Avant-Première VO: Review Darkness/Pitt #1[FRENCH] Estacado pensait prendre un repas tranquille dans un bon restaurant. Dommage pour lui, ce n’est pas du ketchup sur la table mais bien du sang ! Les ennuis se débrouillent toujours pour trouver le propriétaire du Darkness. Et cette fois la dose de problèmes est double, nécessitant l’intervention du colossal alien, Pitt. Un retour qui est en soi un événement…

Darkness/Pitt #1 [Top Cow] Scénario de Paul Jenkins
Dessin de Dale Keown
Parution aux USA le mercredi 26 août 2009

Darkness/Pitt #1La tagline en est « Le premier comic de Pitt depuis 10 ans ! » et c’est vrai qu’au delà d’une union entre Darkness et The Pitt, cette BD a l’avantage de ramener sur le devant de la scène la création de Dale Keown, qui ne méritait certainement pas de végéter ainsi ces dernières années. Pour être honnête, la productivité de Keown semble avoir été la cause de cette éclipse puisque cette mini-série a été initiée au moment où le scénariste Paul Jenkins était une présence plus régulière dans l’univers Top Cow. C’est donc la créative team du précédent volume de Darkness (celui d’avant Phil Hester) qu’on retrouve dans cette mini, avec l’histoire rédigée par Jenkins et les dessins de Keown qui retrouve ses personnages. Au final, le résultat devrait particulièrement satisfaire les fans de Pitt et de Dale Keown tant le dessinateur retrouve ici ses fondamentaux…

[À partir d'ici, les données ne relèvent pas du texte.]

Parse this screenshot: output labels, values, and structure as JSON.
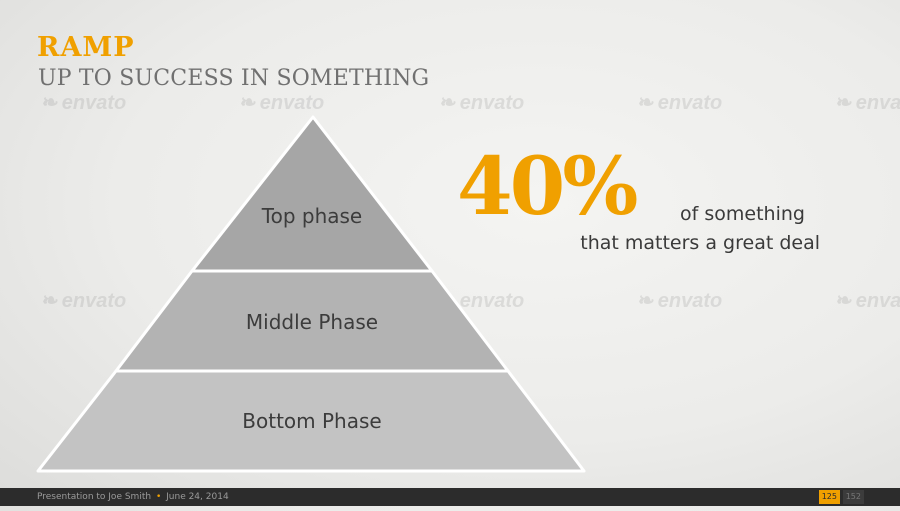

Paul Jenkins tire parti du caractère bien trempé des trois personnages principaux, à savoir non seulement Jackie, le détenteur du pouvoir du Darkness mais aussi le tandem Pitt/Tim (le jeune garçon qui accompagne le géant extra-terrestre) pour des scènes pas toujours très politiquement correctes. On n’est clairement pas dans le registre des « redresseurs de torts » avec ces personnages qui, sans jeu de mots, ont chacun leur part d’ombre. A défaut d’être de vrais morts-vivants ou des créatures mystiques, les créatures qui menacent le trio devraient ravir les fans de zombies (les bestioles n’en sont pas, mais c’est un peu comme le Canada Dry, elles en ont le goût et la couleur…). Revoici donc Pitt (et par la même occasion Dale Keown) de retour aux affaires, parti pour nous démontrer à nouveau que, malgré les apparences, il n’a rien d’un clone de Hulk. Pour l’instant les retrouvailles commencent plutôt bien même si on regrettera un peu que, par la force des choses, Jackie Estacado fasse, lui, un peu daté, ne reflétant pas les évolutions récentes du personnage dans sa propre série.